Le propos de cet exposé sera de signaler les lignes de force que suit la critique réelle du capitalisme dans ses phases ultimes, que nous avons qualifiée d’anti-industrielle. La question sociale fut posée au départ à partir de l’exploitation des travailleurs dans les ateliers, les usines et les mines. La critique sociale fut avant tout une critique de la société de classes et de l’État, mais, dans une phase postérieure du capitalisme, la question sociale surgit de la colonisation de la vie et de l’exploitation du territoire. Il faut comprendre que le territoire n’est pas le paysage ni l’« environnement », mais l’unité de l’espace et de l’histoire, du lieu et de l’habitant, de la géographie et de la culture. La critique sociale évolua en critique de la société de masse et de l’idée de progrès. Loin de repousser la critique antérieure, qui correspondait à un type de capitalisme ayant périclité, elle l’amplifiait et la prolongeait, englobant des faits nouveaux comme le consumérisme, la pollution, l’autonomie de la technoscience et le totalitarisme d’apparence démocratique. La critique anti-industrielle ne nie donc pas la lutte des classes, mais la conserve et la dépasse ; plus, la lutte des classes ne peut exister dans les temps qui courent autrement que sous la forme de lutte anti-industrielle. Dorénavant, celui qui parle de lutte des classes sans se référer expressément à la vie quotidienne et au territoire a dans la bouche un cadavre.

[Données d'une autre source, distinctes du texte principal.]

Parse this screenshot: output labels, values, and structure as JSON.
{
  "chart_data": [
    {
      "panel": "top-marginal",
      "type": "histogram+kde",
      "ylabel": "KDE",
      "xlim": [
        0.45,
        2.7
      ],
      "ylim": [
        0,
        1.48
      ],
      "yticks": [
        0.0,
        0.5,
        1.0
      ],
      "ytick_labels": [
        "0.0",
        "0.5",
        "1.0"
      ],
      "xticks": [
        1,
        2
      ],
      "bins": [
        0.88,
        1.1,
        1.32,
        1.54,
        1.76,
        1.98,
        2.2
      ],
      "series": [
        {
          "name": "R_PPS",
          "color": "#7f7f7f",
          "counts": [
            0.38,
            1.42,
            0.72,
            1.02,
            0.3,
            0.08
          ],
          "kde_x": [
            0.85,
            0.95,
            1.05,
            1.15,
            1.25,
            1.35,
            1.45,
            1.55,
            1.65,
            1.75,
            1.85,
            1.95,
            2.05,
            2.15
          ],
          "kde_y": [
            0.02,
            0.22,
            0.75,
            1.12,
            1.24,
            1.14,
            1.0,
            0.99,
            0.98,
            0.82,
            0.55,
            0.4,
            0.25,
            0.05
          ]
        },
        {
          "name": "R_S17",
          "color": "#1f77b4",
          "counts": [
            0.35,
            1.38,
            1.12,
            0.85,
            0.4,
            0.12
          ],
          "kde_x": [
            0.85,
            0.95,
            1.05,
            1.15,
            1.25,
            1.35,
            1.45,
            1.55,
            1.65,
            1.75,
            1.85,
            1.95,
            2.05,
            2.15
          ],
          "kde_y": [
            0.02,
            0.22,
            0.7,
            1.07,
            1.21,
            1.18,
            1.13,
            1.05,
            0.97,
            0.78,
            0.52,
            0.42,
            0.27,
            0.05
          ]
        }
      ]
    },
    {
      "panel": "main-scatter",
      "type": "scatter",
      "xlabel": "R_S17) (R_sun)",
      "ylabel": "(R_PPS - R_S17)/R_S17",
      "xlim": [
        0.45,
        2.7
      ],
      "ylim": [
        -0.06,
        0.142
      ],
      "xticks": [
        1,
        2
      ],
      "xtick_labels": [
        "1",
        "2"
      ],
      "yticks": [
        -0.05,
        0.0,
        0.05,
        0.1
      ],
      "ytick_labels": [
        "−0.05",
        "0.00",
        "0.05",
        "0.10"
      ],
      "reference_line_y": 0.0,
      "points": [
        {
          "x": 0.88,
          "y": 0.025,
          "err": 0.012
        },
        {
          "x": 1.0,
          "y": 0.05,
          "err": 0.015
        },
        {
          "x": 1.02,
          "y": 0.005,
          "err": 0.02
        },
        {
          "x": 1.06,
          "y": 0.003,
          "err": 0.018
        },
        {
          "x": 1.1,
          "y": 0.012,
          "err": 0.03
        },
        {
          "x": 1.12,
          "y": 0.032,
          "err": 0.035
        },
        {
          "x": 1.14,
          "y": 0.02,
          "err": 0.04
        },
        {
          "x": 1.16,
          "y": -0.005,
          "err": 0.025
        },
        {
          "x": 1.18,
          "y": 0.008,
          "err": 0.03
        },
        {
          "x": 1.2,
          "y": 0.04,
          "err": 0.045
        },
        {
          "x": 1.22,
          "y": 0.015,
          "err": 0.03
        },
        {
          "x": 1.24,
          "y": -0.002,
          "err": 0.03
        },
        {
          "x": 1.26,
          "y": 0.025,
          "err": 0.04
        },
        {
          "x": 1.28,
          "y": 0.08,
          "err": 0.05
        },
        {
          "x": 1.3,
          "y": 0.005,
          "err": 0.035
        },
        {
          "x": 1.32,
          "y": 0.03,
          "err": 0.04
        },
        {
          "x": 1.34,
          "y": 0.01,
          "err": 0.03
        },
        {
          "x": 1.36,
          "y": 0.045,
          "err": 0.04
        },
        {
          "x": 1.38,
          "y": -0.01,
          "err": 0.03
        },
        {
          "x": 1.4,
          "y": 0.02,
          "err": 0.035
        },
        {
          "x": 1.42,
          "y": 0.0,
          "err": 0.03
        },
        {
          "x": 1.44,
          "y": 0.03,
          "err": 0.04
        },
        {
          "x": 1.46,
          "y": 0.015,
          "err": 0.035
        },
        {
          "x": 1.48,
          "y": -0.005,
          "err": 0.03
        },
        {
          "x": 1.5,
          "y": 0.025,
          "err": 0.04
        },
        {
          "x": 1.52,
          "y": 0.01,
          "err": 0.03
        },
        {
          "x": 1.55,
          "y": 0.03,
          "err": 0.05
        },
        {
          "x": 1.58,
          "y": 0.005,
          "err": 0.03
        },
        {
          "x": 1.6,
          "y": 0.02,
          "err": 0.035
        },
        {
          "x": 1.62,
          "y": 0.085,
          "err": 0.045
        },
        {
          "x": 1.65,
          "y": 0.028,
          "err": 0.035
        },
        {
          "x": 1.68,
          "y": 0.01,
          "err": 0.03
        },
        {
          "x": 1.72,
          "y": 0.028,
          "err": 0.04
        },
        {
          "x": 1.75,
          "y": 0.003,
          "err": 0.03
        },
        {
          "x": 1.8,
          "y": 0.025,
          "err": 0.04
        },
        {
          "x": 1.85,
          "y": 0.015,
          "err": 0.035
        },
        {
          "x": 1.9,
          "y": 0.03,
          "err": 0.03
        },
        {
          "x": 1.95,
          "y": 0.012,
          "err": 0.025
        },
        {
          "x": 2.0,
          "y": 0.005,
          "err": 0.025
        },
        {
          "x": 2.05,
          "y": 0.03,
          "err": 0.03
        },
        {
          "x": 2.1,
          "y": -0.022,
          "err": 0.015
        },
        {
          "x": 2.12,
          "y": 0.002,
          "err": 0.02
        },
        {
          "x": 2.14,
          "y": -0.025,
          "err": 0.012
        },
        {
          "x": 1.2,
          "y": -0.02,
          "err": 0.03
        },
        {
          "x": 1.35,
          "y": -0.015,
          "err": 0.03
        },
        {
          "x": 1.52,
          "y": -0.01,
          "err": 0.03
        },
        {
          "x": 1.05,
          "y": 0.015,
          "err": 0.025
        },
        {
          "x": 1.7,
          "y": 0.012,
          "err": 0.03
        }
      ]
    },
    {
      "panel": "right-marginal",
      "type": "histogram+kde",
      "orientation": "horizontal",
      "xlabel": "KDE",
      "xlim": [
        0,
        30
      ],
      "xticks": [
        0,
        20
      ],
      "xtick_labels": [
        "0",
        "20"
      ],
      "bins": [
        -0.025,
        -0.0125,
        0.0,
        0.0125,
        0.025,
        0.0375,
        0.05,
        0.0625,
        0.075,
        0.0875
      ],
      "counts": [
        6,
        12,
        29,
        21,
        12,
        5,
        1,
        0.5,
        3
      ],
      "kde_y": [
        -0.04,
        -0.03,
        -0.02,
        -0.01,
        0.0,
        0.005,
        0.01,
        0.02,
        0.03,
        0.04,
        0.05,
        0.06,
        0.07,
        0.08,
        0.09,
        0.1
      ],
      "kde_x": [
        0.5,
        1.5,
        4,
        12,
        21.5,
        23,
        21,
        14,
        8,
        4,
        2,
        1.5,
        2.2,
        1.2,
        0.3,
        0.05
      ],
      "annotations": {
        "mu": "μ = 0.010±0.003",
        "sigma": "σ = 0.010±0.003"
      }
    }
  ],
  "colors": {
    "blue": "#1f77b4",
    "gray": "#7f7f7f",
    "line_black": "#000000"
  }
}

Nous pouvons suivre, entre les années 30 et 90 du siècle passé, l’apparition historique des premiers éléments de critique anti-industrielle, en commençant par la critique de la bureaucratie. La bureaucratie est le résultat de la complexité du processus productif, de la nécessité du contrôle de la population et de l’hypertrophie de l’Etat, dont les organisations « ouvrières » sont un appendice. A un niveau déterminé de développement, celui où propriété et gestion se séparent, et où ceux qui exécutent les ordres restent totalement subordonnés à ceux qui coordonnent et décident, les strates supérieures de la bureaucratie qui opèrent dans les différentes sphères de la vie sociale – la culture, la politique, l’administration, l’économie – sont réellement la classe dominante. La société capitaliste bureaucratisée demeure divisée entre gestionnaires et exécutants, ou, mieux, entre dirigeants et dirigés. Une telle division nous ramène à une autre antérieure, celle qui oppose travail manuel et travail intellectuel, base du développement bureaucratique. Le travail manuel perd sa créativité et son autonomie à cause du système industriel qui, en favorisant la standardisation, la parcellisation et la spécialisation, le réduit à une pure activité mécanique contrôlée par une hiérarchie bureaucratique. Le bénéficiaire de la mécanisation n’est pas seulement le capitaliste ; c’est la machine elle-même. Par l’organisation du travail et de la vie sociale qu’elle implique, celui qui est affecté en premier lieu est le travailleur, mais c’est toute la population qui sera soumise aux exigences de la machine. L’usine, la machine et la bureaucratie sont les véritables piliers de l’oppression capitaliste. La critique de la bureaucratie et de la machine complète la critique de l’État et du travail salarié, et introduit la critique de la technologie.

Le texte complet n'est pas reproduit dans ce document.